Надо сказать, что в отличии от Дмитрия Наркисовича, его менее известный собрат по перу, Туркин, хоть и родился позднее, 23 февраля 1870 года, однако, образно выражаясь, был с ним «одной крови»,замешанной на заводской копоти пропитанной запахом железа и древесного угля.
Александр Гаврилович, по своей родословной, являлся внуком крепостного мастерового и сыном мелко заводского служащего, Гаврилы Филипповича Туркина.
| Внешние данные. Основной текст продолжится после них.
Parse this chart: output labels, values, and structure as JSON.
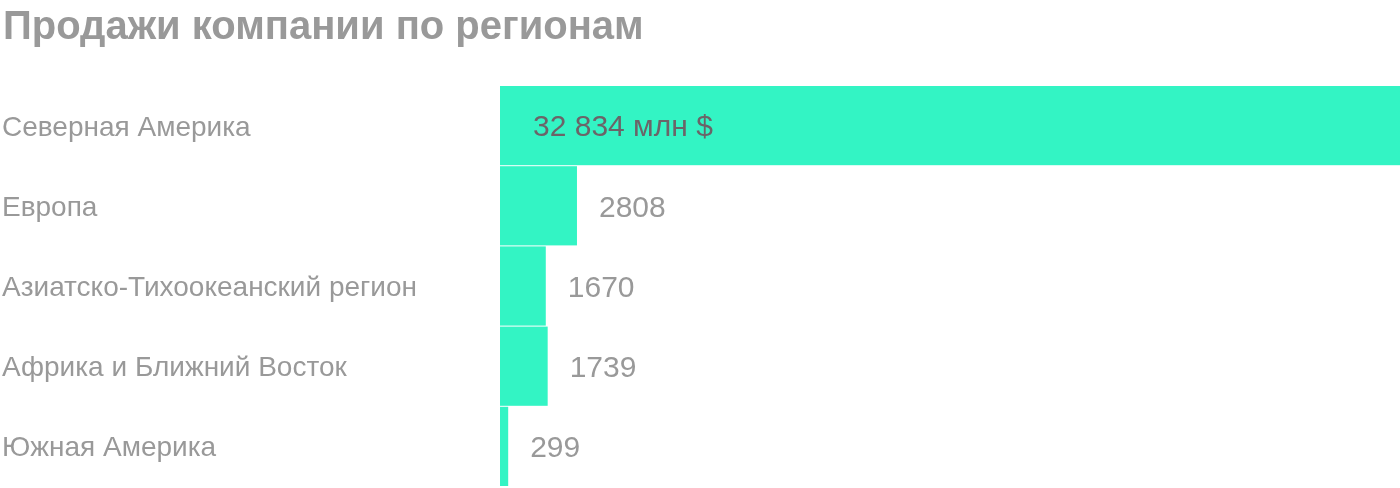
{
  "chart_data": {
    "type": "bar",
    "orientation": "horizontal",
    "title": "Продажи компании по регионам",
    "categories": [
      "Северная Америка",
      "Европа",
      "Азиатско-Тихоокеанский регион",
      "Африка и Ближний Восток",
      "Южная Америка"
    ],
    "values": [
      32834,
      2808,
      1670,
      1739,
      299
    ],
    "value_labels": [
      "32 834 млн $",
      "2808",
      "1670",
      "1739",
      "299"
    ],
    "color": "#33f4c4"
  }
}
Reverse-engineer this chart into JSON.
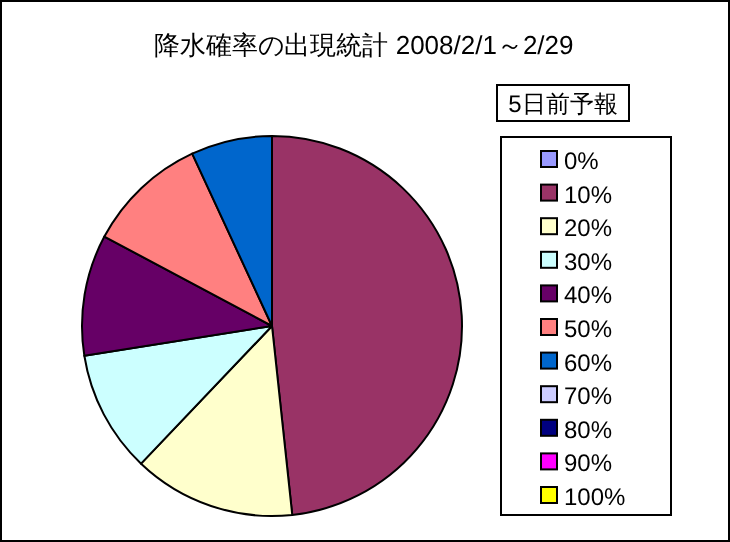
{
  "chart_data": {
    "type": "pie",
    "title": "降水確率の出現統計  2008/2/1～2/29",
    "legend_title": "5日前予報",
    "legend": "right",
    "categories": [
      "0%",
      "10%",
      "20%",
      "30%",
      "40%",
      "50%",
      "60%",
      "70%",
      "80%",
      "90%",
      "100%"
    ],
    "values": [
      0,
      48.3,
      13.8,
      10.4,
      10.3,
      10.3,
      6.9,
      0,
      0,
      0,
      0
    ],
    "colors": [
      "#9999ff",
      "#993366",
      "#ffffcc",
      "#ccffff",
      "#660066",
      "#ff8080",
      "#0066cc",
      "#ccccff",
      "#000080",
      "#ff00ff",
      "#ffff00"
    ]
  }
}
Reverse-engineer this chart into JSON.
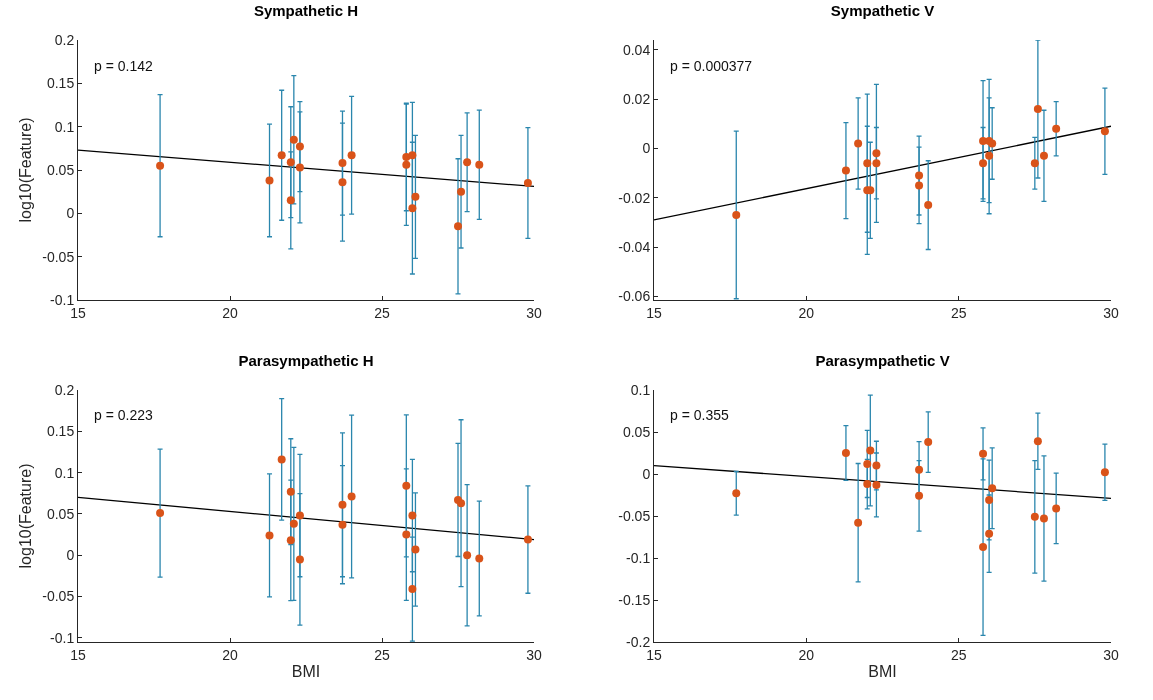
{
  "chart_data": [
    {
      "type": "scatter",
      "title": "Sympathetic H",
      "ylabel": "log10(Feature)",
      "xlim": [
        15,
        30
      ],
      "xticks": [
        15,
        20,
        25,
        30
      ],
      "ylim": [
        -0.1,
        0.2
      ],
      "yticks": [
        -0.1,
        -0.05,
        0,
        0.05,
        0.1,
        0.15,
        0.2
      ],
      "annotations": [
        "p = 0.142"
      ],
      "series": [
        {
          "marker": "circle",
          "color": "#d95319",
          "x": [
            17.7,
            21.3,
            21.7,
            22.0,
            22.0,
            22.1,
            22.3,
            22.3,
            23.7,
            23.7,
            24.0,
            25.8,
            25.8,
            26.0,
            26.0,
            26.1,
            27.5,
            27.6,
            27.8,
            28.2,
            29.8
          ],
          "values": [
            0.055,
            0.038,
            0.067,
            0.059,
            0.015,
            0.085,
            0.077,
            0.053,
            0.058,
            0.036,
            0.067,
            0.065,
            0.056,
            0.067,
            0.006,
            0.019,
            -0.015,
            0.025,
            0.059,
            0.056,
            0.035
          ],
          "errors": [
            0.082,
            0.065,
            0.075,
            0.064,
            0.056,
            0.074,
            0.052,
            0.064,
            0.06,
            0.068,
            0.068,
            0.062,
            0.07,
            0.061,
            0.076,
            0.071,
            0.078,
            0.065,
            0.057,
            0.063,
            0.064
          ]
        },
        {
          "type": "line",
          "marker": "none",
          "color": "#000000",
          "x": [
            15,
            30
          ],
          "values": [
            0.073,
            0.031
          ]
        }
      ]
    },
    {
      "type": "scatter",
      "title": "Sympathetic V",
      "xlim": [
        15,
        30
      ],
      "xticks": [
        15,
        20,
        25,
        30
      ],
      "ylim": [
        -0.0615,
        0.044
      ],
      "yticks": [
        -0.06,
        -0.04,
        -0.02,
        0,
        0.02,
        0.04
      ],
      "annotations": [
        "p = 0.000377"
      ],
      "series": [
        {
          "marker": "circle",
          "color": "#d95319",
          "x": [
            17.7,
            21.3,
            21.7,
            22.0,
            22.0,
            22.1,
            22.3,
            22.3,
            23.7,
            23.7,
            24.0,
            25.8,
            25.8,
            26.0,
            26.0,
            26.1,
            27.5,
            27.6,
            27.8,
            28.2,
            29.8
          ],
          "values": [
            -0.027,
            -0.009,
            0.002,
            -0.006,
            -0.017,
            -0.017,
            -0.002,
            -0.006,
            -0.011,
            -0.015,
            -0.023,
            0.003,
            -0.006,
            0.003,
            -0.003,
            0.002,
            -0.006,
            0.016,
            -0.003,
            0.008,
            0.007
          ],
          "errors": [
            0.034,
            0.0195,
            0.0185,
            0.028,
            0.026,
            0.0195,
            0.028,
            0.0145,
            0.016,
            0.0155,
            0.018,
            0.0245,
            0.0145,
            0.025,
            0.0235,
            0.0145,
            0.0105,
            0.028,
            0.0185,
            0.011,
            0.0175
          ]
        },
        {
          "type": "line",
          "marker": "none",
          "color": "#000000",
          "x": [
            15,
            30
          ],
          "values": [
            -0.029,
            0.009
          ]
        }
      ]
    },
    {
      "type": "scatter",
      "title": "Parasympathetic H",
      "xlabel": "BMI",
      "ylabel": "log10(Feature)",
      "xlim": [
        15,
        30
      ],
      "xticks": [
        15,
        20,
        25,
        30
      ],
      "ylim": [
        -0.105,
        0.2
      ],
      "yticks": [
        -0.1,
        -0.05,
        0,
        0.05,
        0.1,
        0.15,
        0.2
      ],
      "annotations": [
        "p = 0.223"
      ],
      "series": [
        {
          "marker": "circle",
          "color": "#d95319",
          "x": [
            17.7,
            21.3,
            21.7,
            22.0,
            22.0,
            22.1,
            22.3,
            22.3,
            23.7,
            23.7,
            24.0,
            25.8,
            25.8,
            26.0,
            26.0,
            26.1,
            27.5,
            27.6,
            27.8,
            28.2,
            29.8
          ],
          "values": [
            0.051,
            0.024,
            0.116,
            0.018,
            0.077,
            0.038,
            0.048,
            -0.005,
            0.061,
            0.037,
            0.071,
            0.084,
            0.025,
            0.048,
            -0.041,
            0.007,
            0.067,
            0.063,
            0.0,
            -0.004,
            0.019
          ],
          "errors": [
            0.0775,
            0.0745,
            0.0735,
            0.073,
            0.064,
            0.0925,
            0.074,
            0.0795,
            0.087,
            0.0715,
            0.0985,
            0.086,
            0.0795,
            0.068,
            0.063,
            0.0685,
            0.0685,
            0.101,
            0.0855,
            0.0695,
            0.065
          ]
        },
        {
          "type": "line",
          "marker": "none",
          "color": "#000000",
          "x": [
            15,
            30
          ],
          "values": [
            0.07,
            0.019
          ]
        }
      ]
    },
    {
      "type": "scatter",
      "title": "Parasympathetic V",
      "xlabel": "BMI",
      "xlim": [
        15,
        30
      ],
      "xticks": [
        15,
        20,
        25,
        30
      ],
      "ylim": [
        -0.2,
        0.1
      ],
      "yticks": [
        -0.2,
        -0.15,
        -0.1,
        -0.05,
        0,
        0.05,
        0.1
      ],
      "annotations": [
        "p = 0.355"
      ],
      "series": [
        {
          "marker": "circle",
          "color": "#d95319",
          "x": [
            17.7,
            21.3,
            21.7,
            22.0,
            22.0,
            22.1,
            22.3,
            22.3,
            23.7,
            23.7,
            24.0,
            25.8,
            25.8,
            26.0,
            26.0,
            26.1,
            27.5,
            27.6,
            27.8,
            28.2,
            29.8
          ],
          "values": [
            -0.023,
            0.025,
            -0.058,
            0.012,
            -0.012,
            0.028,
            -0.013,
            0.01,
            0.005,
            -0.026,
            0.038,
            0.024,
            -0.087,
            -0.031,
            -0.071,
            -0.017,
            -0.051,
            0.039,
            -0.053,
            -0.041,
            0.002
          ],
          "errors": [
            0.026,
            0.0325,
            0.0705,
            0.04,
            0.0295,
            0.066,
            0.038,
            0.029,
            0.0335,
            0.042,
            0.036,
            0.031,
            0.105,
            0.0475,
            0.046,
            0.048,
            0.067,
            0.0335,
            0.0745,
            0.042,
            0.0335
          ]
        },
        {
          "type": "line",
          "marker": "none",
          "color": "#000000",
          "x": [
            15,
            30
          ],
          "values": [
            0.01,
            -0.029
          ]
        }
      ]
    }
  ]
}
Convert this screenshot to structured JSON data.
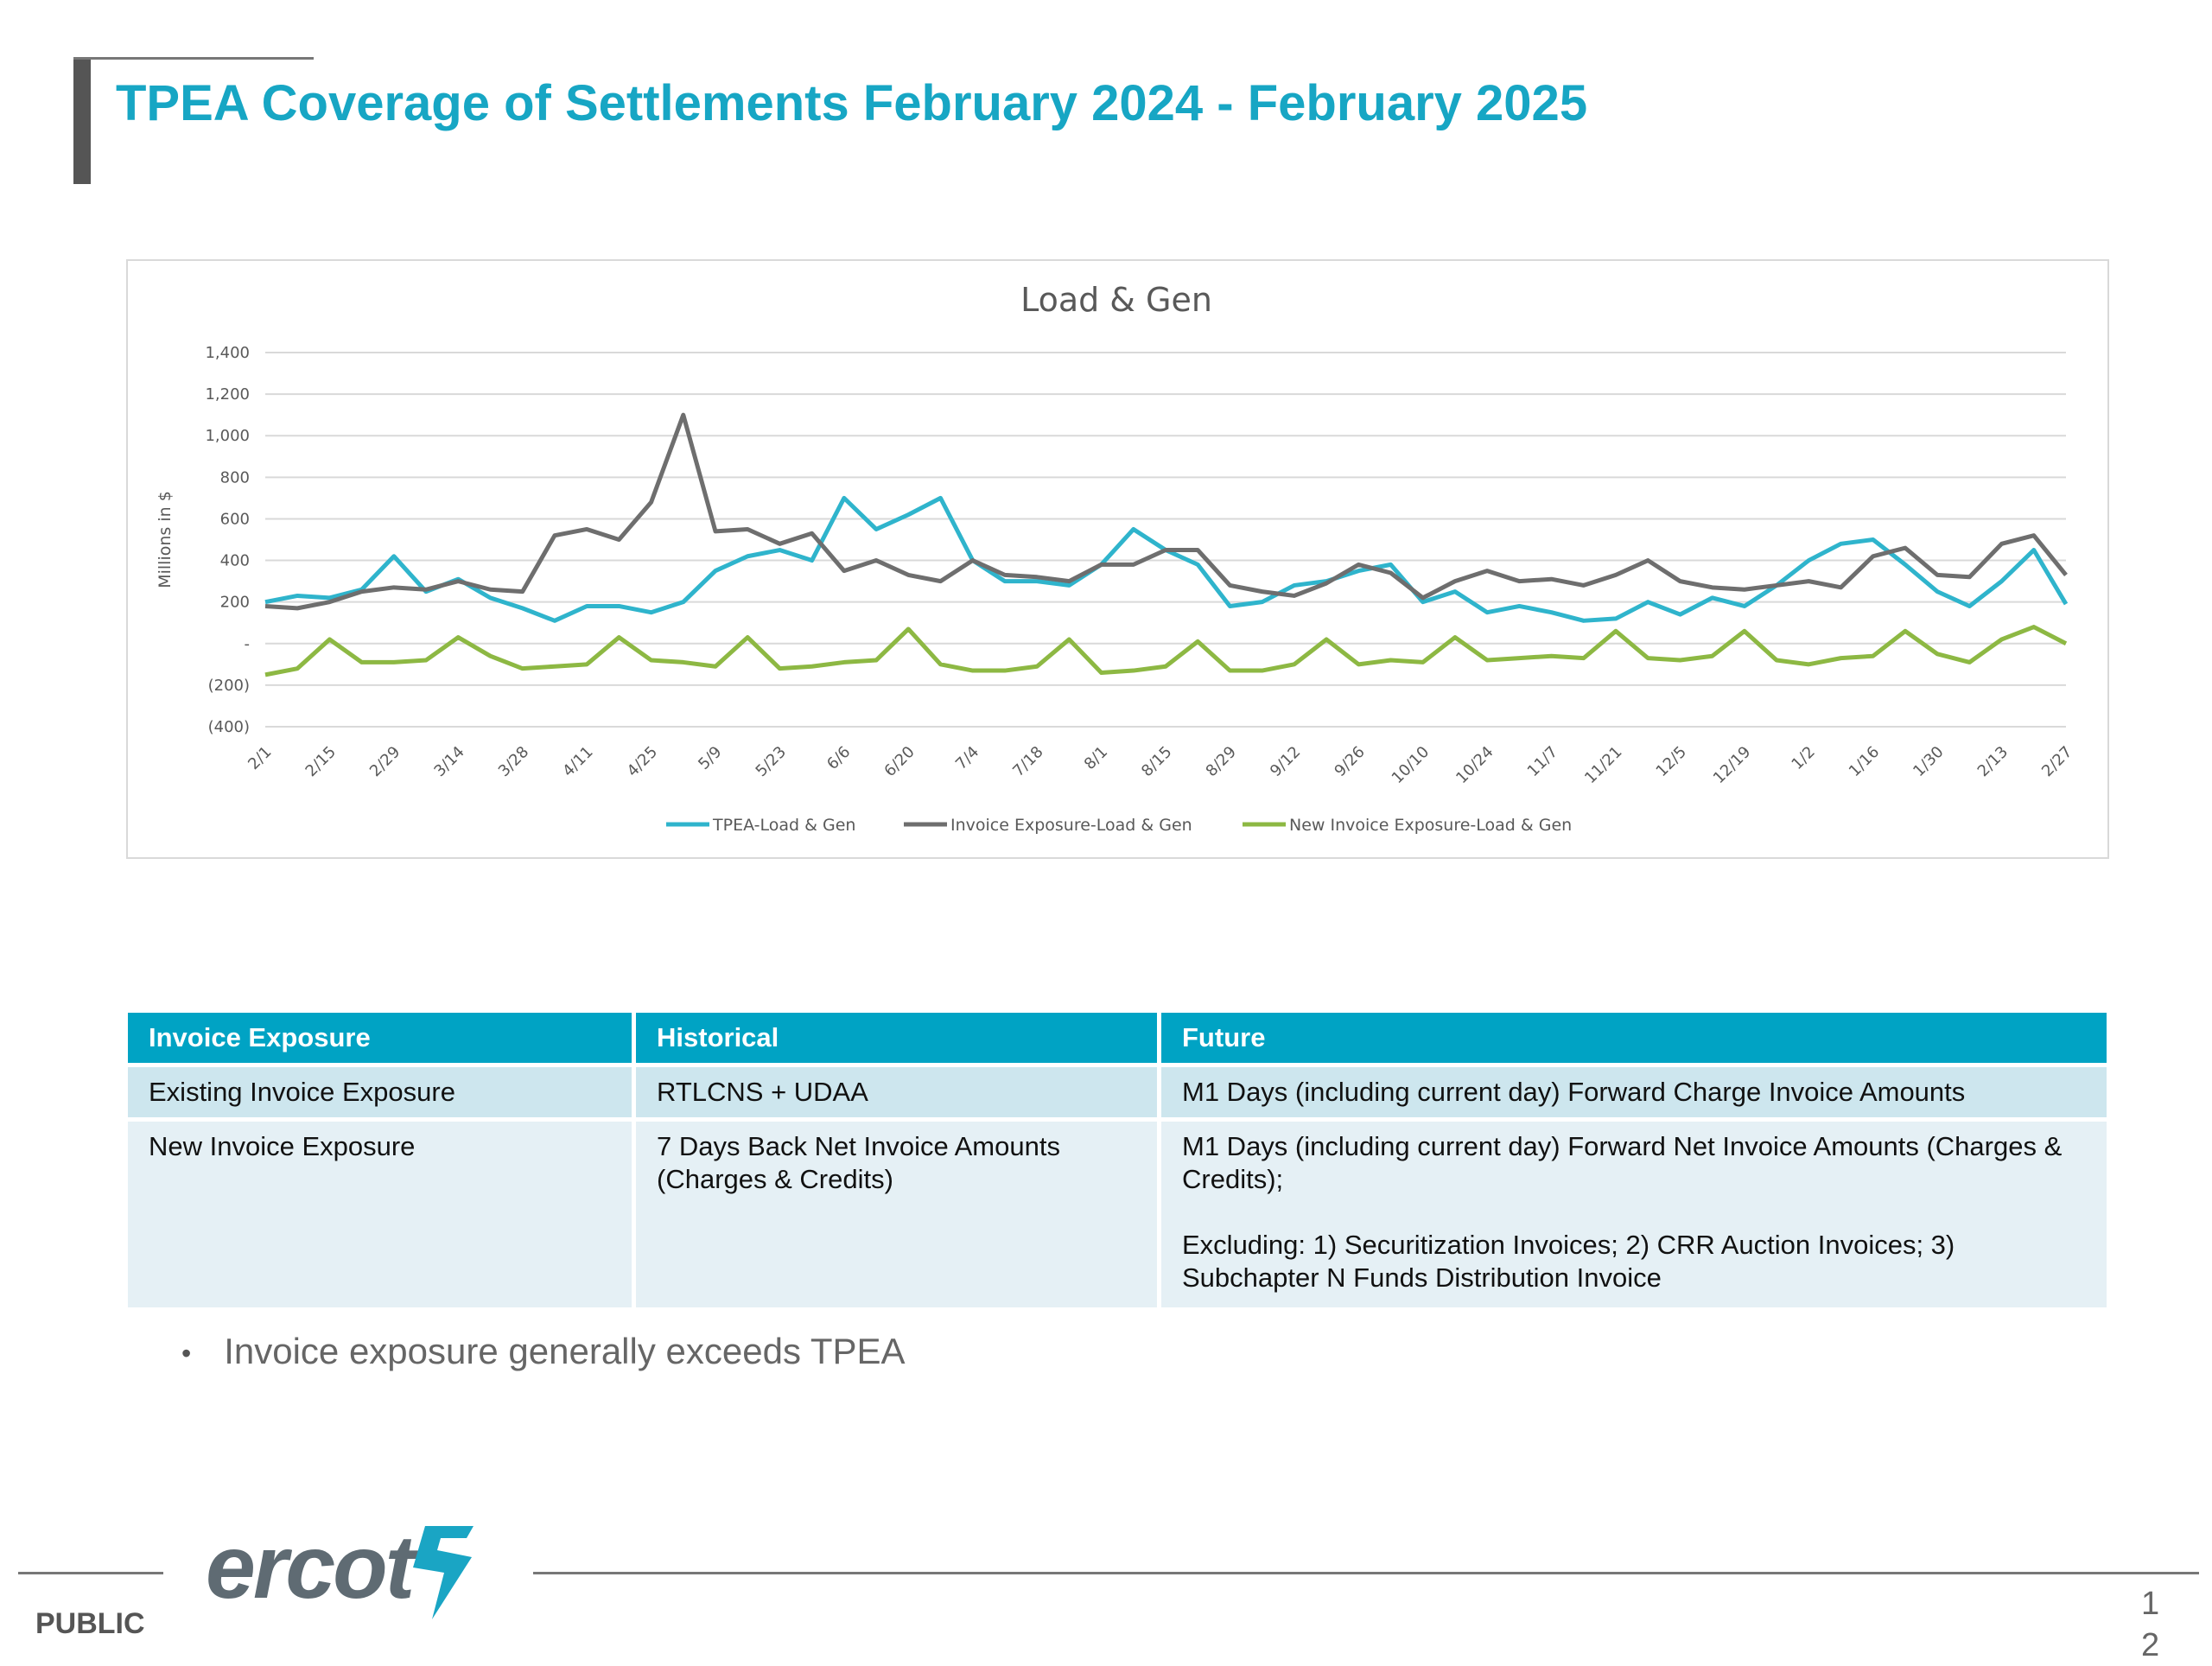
{
  "title": "TPEA Coverage of Settlements February 2024 - February 2025",
  "chart_data": {
    "type": "line",
    "title": "Load & Gen",
    "y_label": "Millions in $",
    "categories": [
      "2/1",
      null,
      "2/15",
      null,
      "2/29",
      null,
      "3/14",
      null,
      "3/28",
      null,
      "4/11",
      null,
      "4/25",
      null,
      "5/9",
      null,
      "5/23",
      null,
      "6/6",
      null,
      "6/20",
      null,
      "7/4",
      null,
      "7/18",
      null,
      "8/1",
      null,
      "8/15",
      null,
      "8/29",
      null,
      "9/12",
      null,
      "9/26",
      null,
      "10/10",
      null,
      "10/24",
      null,
      "11/7",
      null,
      "11/21",
      null,
      "12/5",
      null,
      "12/19",
      null,
      "1/2",
      null,
      "1/16",
      null,
      "1/30",
      null,
      "2/13",
      null,
      "2/27"
    ],
    "series": [
      {
        "name": "TPEA-Load & Gen",
        "color": "#2fb4cc",
        "values": [
          200,
          230,
          220,
          260,
          420,
          250,
          310,
          220,
          170,
          110,
          180,
          180,
          150,
          200,
          350,
          420,
          450,
          400,
          700,
          550,
          620,
          700,
          400,
          300,
          300,
          280,
          380,
          550,
          450,
          380,
          180,
          200,
          280,
          300,
          350,
          380,
          200,
          250,
          150,
          180,
          150,
          110,
          120,
          200,
          140,
          220,
          180,
          280,
          400,
          480,
          500,
          380,
          250,
          180,
          300,
          450,
          190
        ]
      },
      {
        "name": "Invoice Exposure-Load & Gen",
        "color": "#6e6e6e",
        "values": [
          180,
          170,
          200,
          250,
          270,
          260,
          300,
          260,
          250,
          520,
          550,
          500,
          680,
          1100,
          540,
          550,
          480,
          530,
          350,
          400,
          330,
          300,
          400,
          330,
          320,
          300,
          380,
          380,
          450,
          450,
          280,
          250,
          230,
          290,
          380,
          340,
          220,
          300,
          350,
          300,
          310,
          280,
          330,
          400,
          300,
          270,
          260,
          280,
          300,
          270,
          420,
          460,
          330,
          320,
          480,
          520,
          330
        ]
      },
      {
        "name": "New Invoice Exposure-Load & Gen",
        "color": "#8db843",
        "values": [
          -150,
          -120,
          20,
          -90,
          -90,
          -80,
          30,
          -60,
          -120,
          -110,
          -100,
          30,
          -80,
          -90,
          -110,
          30,
          -120,
          -110,
          -90,
          -80,
          70,
          -100,
          -130,
          -130,
          -110,
          20,
          -140,
          -130,
          -110,
          10,
          -130,
          -130,
          -100,
          20,
          -100,
          -80,
          -90,
          30,
          -80,
          -70,
          -60,
          -70,
          60,
          -70,
          -80,
          -60,
          60,
          -80,
          -100,
          -70,
          -60,
          60,
          -50,
          -90,
          20,
          80,
          0
        ]
      }
    ],
    "ylim": [
      -400,
      1400
    ],
    "yticks": [
      {
        "value": -400,
        "label": "(400)"
      },
      {
        "value": -200,
        "label": "(200)"
      },
      {
        "value": 0,
        "label": "-"
      },
      200,
      400,
      600,
      800,
      {
        "value": 1000,
        "label": "1,000"
      },
      {
        "value": 1200,
        "label": "1,200"
      },
      {
        "value": 1400,
        "label": "1,400"
      }
    ],
    "grid": true,
    "legend": "bottom"
  },
  "table": {
    "header": [
      "Invoice Exposure",
      "Historical",
      "Future"
    ],
    "rows": [
      [
        "Existing Invoice Exposure",
        "RTLCNS + UDAA",
        "M1 Days (including current day) Forward Charge Invoice Amounts"
      ],
      [
        "New Invoice Exposure",
        "7 Days Back Net Invoice Amounts (Charges & Credits)",
        [
          "M1 Days (including current day) Forward Net Invoice Amounts (Charges & Credits);",
          "Excluding: 1) Securitization Invoices; 2) CRR Auction Invoices; 3) Subchapter N Funds Distribution Invoice"
        ]
      ]
    ]
  },
  "bullets": [
    "Invoice exposure generally exceeds TPEA"
  ],
  "footer": {
    "logo": "ercot",
    "classification": "PUBLIC",
    "page_number": "12"
  }
}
Однако, в отличии от автора «Приваловских миллионов», для него путь писателя — выходца из низов  — был особенно труден; отсутствие литературной среды, дружеской поддержки и общения, насмешливое, а часто и враждебное отношение,  — всё это, как и в моём двадцать первом веке, о чьей литературной «почве» ещё предстоит поговорить, было обыденным явлением для творческой жизни писателя провинциала.



                Глава 4


                «ВСЁ, ЧТО ВАМ ТОЛЬКО УГОДНО»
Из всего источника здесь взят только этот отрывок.